Pronto orientó su carrera como actor en películas de acción y humor, donde realizaba personalmente las escenas de riesgo. Con L'Homme de Rio (1965) su carrera se orienta hacia un cine más comercial, principalmente comedias y películas de acción. Rodó bajo la dirección de grandes directores franceses, como Alain Resnais, Louis Malle, Philippe de Broca, Henri Verneuil, Jean-Luc Godard, Claude Chabrol, François Truffaut, Claude Sautet, Jean-Pierre Melville, Claude Lelouch, Jean- Paul Rappeneau, Georges Lautner, Gérard Oury, como así también con directores de otros países como Vittorio De Sica, Mauro Bolognini o Peter Brook. Muchas de sus películas se han convertido en clásicos del cine francés, como Breathless (1960), Léon Morin, prêtre (1961), Un singe en hiver (1962), L'Homme de Rio (1964), One Hundred Thousand Dollars au soleil (1964), Borsalino (1970), Le Professionnel (1981) o Hold-up (1985). En el filme Pierrot le fou, Jean-Luc Godard hizo que Belmondo, leyera «L'histoire de l'art» de Élie Faure, mientras tomaba un baño.
No sólo fue distinguido con la Orden de la Legión de Honor por el presidente de la República, sino que también fue presidente del Sindicato de Actores en los 60. El Festival de Cannes le rindió tributo otorgándole una Palma de Oro honorífica.

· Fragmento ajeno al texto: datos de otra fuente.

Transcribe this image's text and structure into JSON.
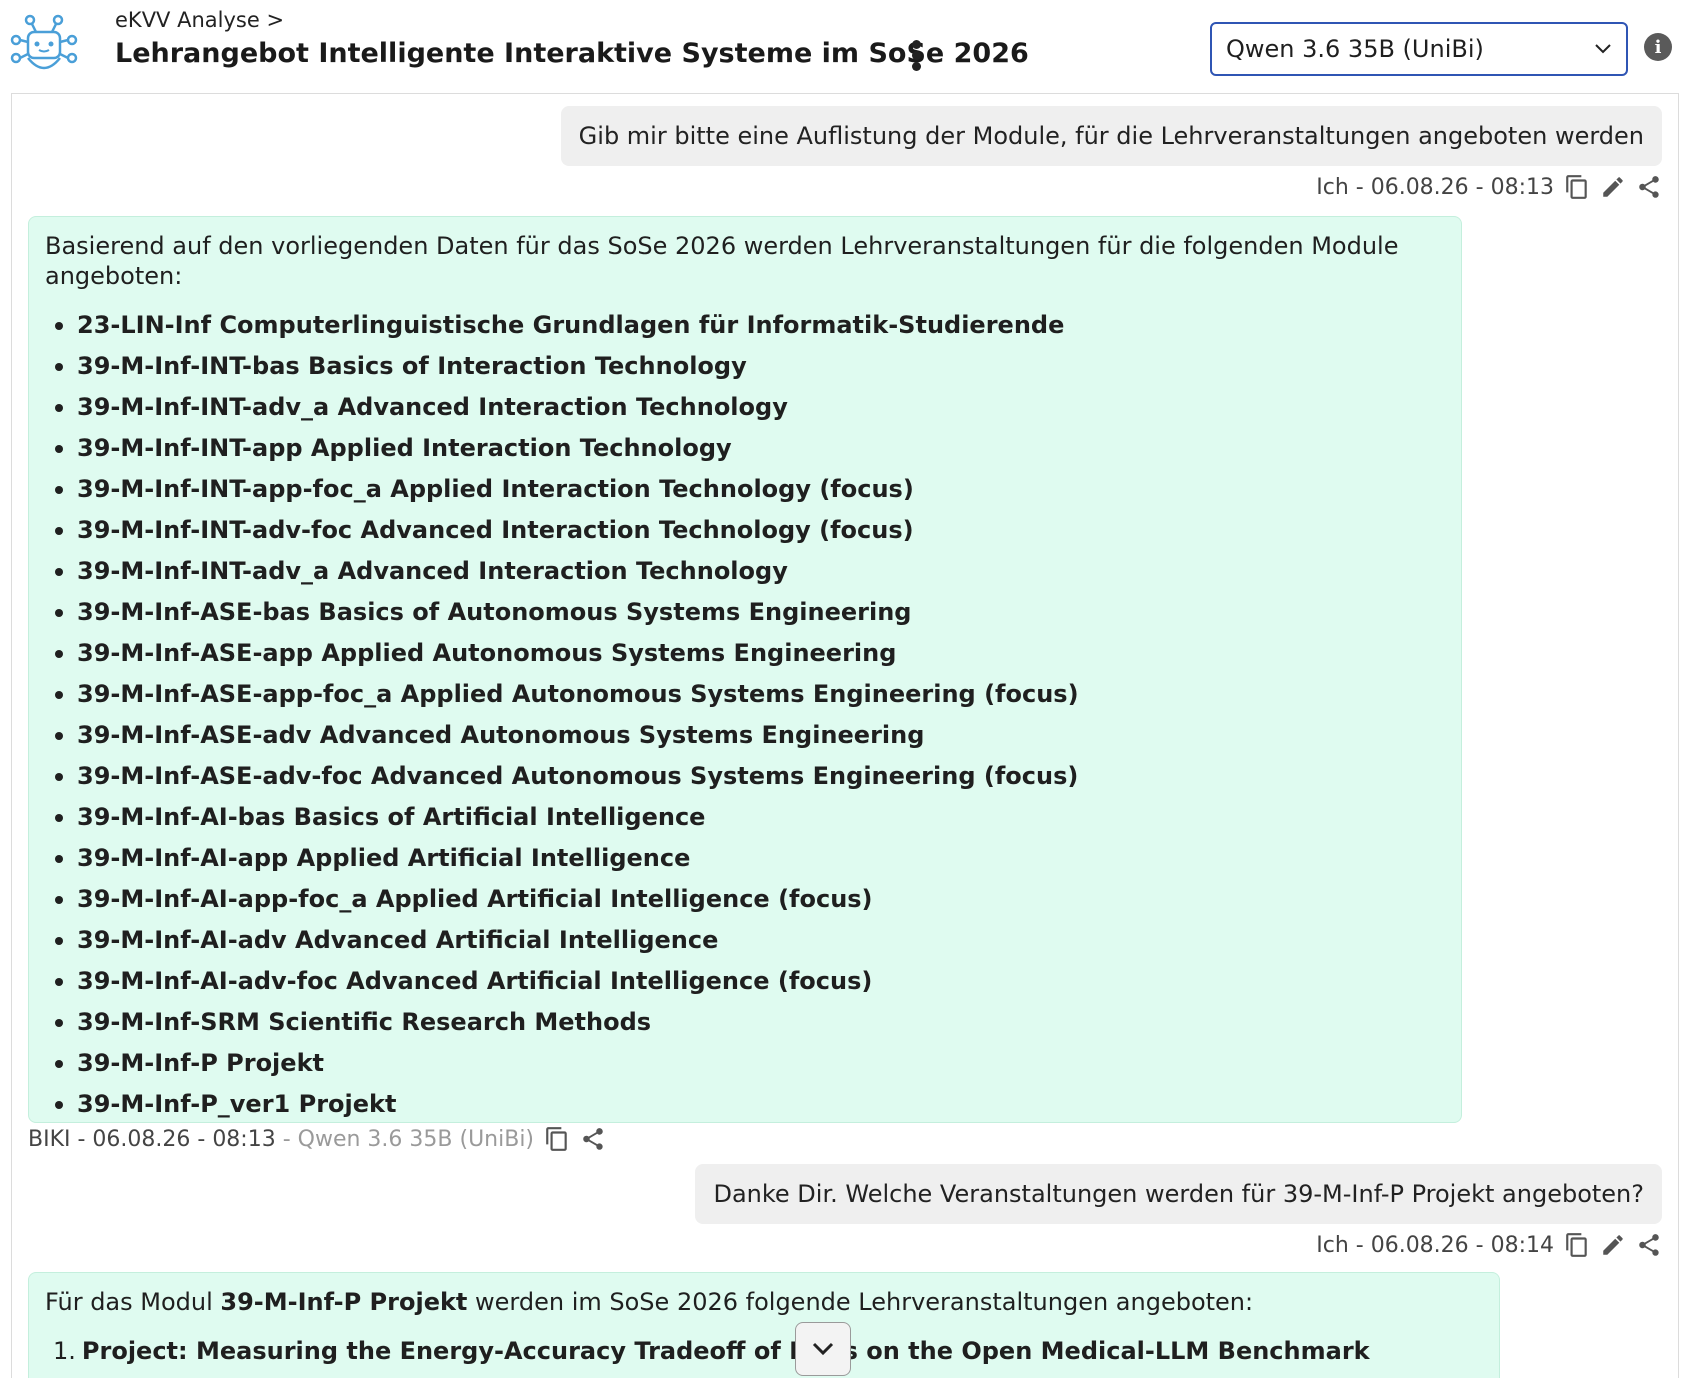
{
  "header": {
    "breadcrumb": "eKVV Analyse >",
    "title": "Lehrangebot Intelligente Interaktive Systeme im SoSe 2026",
    "model_selected": "Qwen 3.6 35B (UniBi)"
  },
  "messages": {
    "user1": {
      "text": "Gib mir bitte eine Auflistung der Module, für die Lehrveranstaltungen angeboten werden",
      "meta": "Ich - 06.08.26 - 08:13"
    },
    "bot1": {
      "intro": "Basierend auf den vorliegenden Daten für das SoSe 2026 werden Lehrveranstaltungen für die folgenden Module angeboten:",
      "items": [
        "23-LIN-Inf Computerlinguistische Grundlagen für Informatik-Studierende",
        "39-M-Inf-INT-bas Basics of Interaction Technology",
        "39-M-Inf-INT-adv_a Advanced Interaction Technology",
        "39-M-Inf-INT-app Applied Interaction Technology",
        "39-M-Inf-INT-app-foc_a Applied Interaction Technology (focus)",
        "39-M-Inf-INT-adv-foc Advanced Interaction Technology (focus)",
        "39-M-Inf-INT-adv_a Advanced Interaction Technology",
        "39-M-Inf-ASE-bas Basics of Autonomous Systems Engineering",
        "39-M-Inf-ASE-app Applied Autonomous Systems Engineering",
        "39-M-Inf-ASE-app-foc_a Applied Autonomous Systems Engineering (focus)",
        "39-M-Inf-ASE-adv Advanced Autonomous Systems Engineering",
        "39-M-Inf-ASE-adv-foc Advanced Autonomous Systems Engineering (focus)",
        "39-M-Inf-AI-bas Basics of Artificial Intelligence",
        "39-M-Inf-AI-app Applied Artificial Intelligence",
        "39-M-Inf-AI-app-foc_a Applied Artificial Intelligence (focus)",
        "39-M-Inf-AI-adv Advanced Artificial Intelligence",
        "39-M-Inf-AI-adv-foc Advanced Artificial Intelligence (focus)",
        "39-M-Inf-SRM Scientific Research Methods",
        "39-M-Inf-P Projekt",
        "39-M-Inf-P_ver1 Projekt"
      ],
      "meta": "BIKI - 06.08.26 - 08:13",
      "meta_model": " - Qwen 3.6 35B (UniBi)"
    },
    "user2": {
      "text": "Danke Dir. Welche Veranstaltungen werden für 39-M-Inf-P Projekt angeboten?",
      "meta": "Ich - 06.08.26 - 08:14"
    },
    "bot2": {
      "intro_pre": "Für das Modul ",
      "intro_bold": "39-M-Inf-P Projekt",
      "intro_post": " werden im SoSe 2026 folgende Lehrveranstaltungen angeboten:",
      "items": [
        {
          "num": "1.",
          "text": "Project: Measuring the Energy-Accuracy Tradeoff of LLMs on the Open Medical-LLM Benchmark"
        }
      ]
    }
  }
}
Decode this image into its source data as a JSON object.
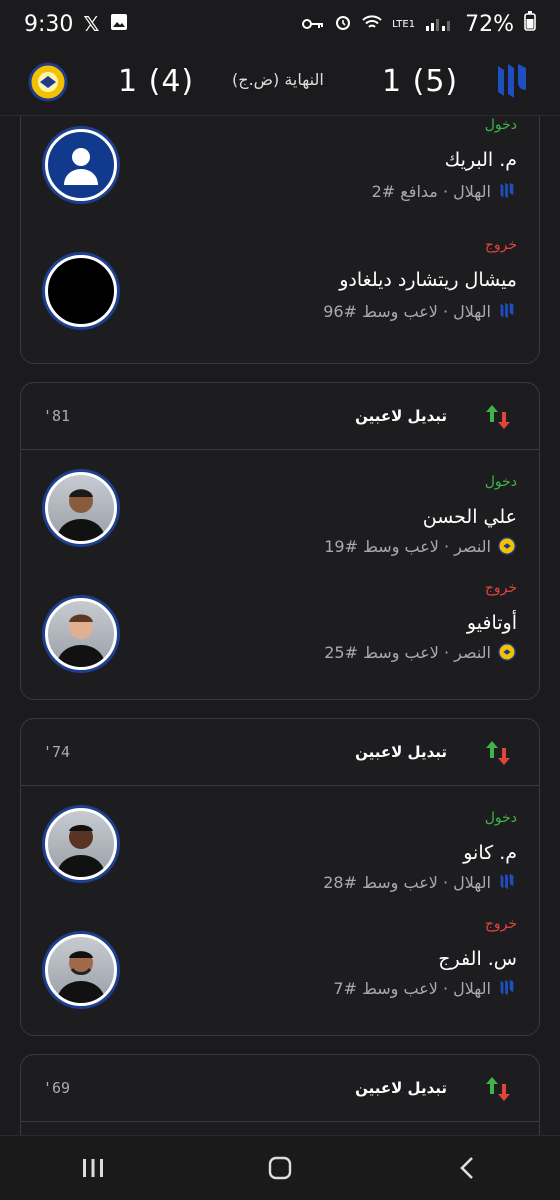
{
  "status_bar": {
    "time": "9:30",
    "battery": "72%",
    "network": "LTE1"
  },
  "header": {
    "home_score": "1 (5)",
    "away_score": "1 (4)",
    "status": "النهاية (ض.ج)"
  },
  "card1": {
    "in": {
      "tag": "دخول",
      "name": "م. البريك",
      "info": "الهلال · مدافع #2"
    },
    "out": {
      "tag": "خروج",
      "name": "ميشال ريتشارد ديلغادو",
      "info": "الهلال · لاعب وسط #96"
    }
  },
  "card2": {
    "minute": "'81",
    "title": "تبديل لاعبين",
    "in": {
      "tag": "دخول",
      "name": "علي الحسن",
      "info": "النصر · لاعب وسط #19"
    },
    "out": {
      "tag": "خروج",
      "name": "أوتافيو",
      "info": "النصر · لاعب وسط #25"
    }
  },
  "card3": {
    "minute": "'74",
    "title": "تبديل لاعبين",
    "in": {
      "tag": "دخول",
      "name": "م. كانو",
      "info": "الهلال · لاعب وسط #28"
    },
    "out": {
      "tag": "خروج",
      "name": "س. الفرج",
      "info": "الهلال · لاعب وسط #7"
    }
  },
  "card4": {
    "minute": "'69",
    "title": "تبديل لاعبين"
  },
  "colors": {
    "in": "#3fb24a",
    "out": "#e0453c",
    "hilal": "#1e4fc1",
    "nassr": "#f2c200"
  },
  "icons": {
    "nav_recent": "recent-apps-icon",
    "nav_home": "home-icon",
    "nav_back": "back-icon"
  }
}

En los últimos años sufrió accidentes que lo sometieron a cirugías de las que no sanaría completamente. La mañana del 6 de septiembre de 2021 Jean-Paul Belmondo murió a los 88 años en su casa del número 39, del Quai d'Orsay en el 7° distrito de París. Allí vivió durante unos años, después de haber vivido en una mansión en el 9, rue des Saints-Peres en el 6º distrito de París. Su abogado, Michel Godest, quien anunció la noticia emitiendo un comunicado de prensa a la Agence France-Presse, dijo: «Hacía tiempo que estaba muy cansado. Murió tranquilamente». Al día siguiente, Michel Godest anuncia que el funeral de Jean-Paul Belmondo tendrá lugar el 10 de septiembre a las 11 horas, en la iglesia de Saint-Germain-des-Prés. A nivel de las autoridades políticas, se le rindió un homenaje nacional el día anterior en Los Inválidos, donde el presidente Macron clausuró una ceremonia de despedida con todos los honores, en la que estuvieron presentes la familia del célebre actor, colegas de profesión, figuras políticas y centenares de admiradores. Entre el público asistente se hallaban estrellas actuales del cine francés como Jean Dujardin.
La entrada del ataúd al recinto, cubierto con la bandera francesa, bajo un sol reluciente y el redoble de los tambores militares, suscitó emoción entre la familia del actor. El presidente francés, un confeso amante de las artes escénicas, consideró que perder a Belmondo significó “no solo perder a un gran actor”, sino “una parte de la vida" de los franceses. Tras la ceremonia estuvo previsto que pudieran desfilar ante el féretro todos aquellos que lo deseasen.
1956: Molière, de Norbert Tildian.
1957: A pie, a caballo y en coche (À pied, à cheval et en voiture), de Maurice Delbez.
1957: Les copains du dimanche, de Henri Aisner.
1958: Un domingo maravilloso (Un drôle de dimanche), de Marc Allégret.
1958: Una rubia peligrosa (Sois belle et tais-toi), de Marc Allégret.
1958: Los tramposos (Les tricheurs), de Marcel Carné.
1958: Charlotte et son Jules.Jean-Luc Godard..
1959: Mademoiselle Ange, de Géza von Radványi.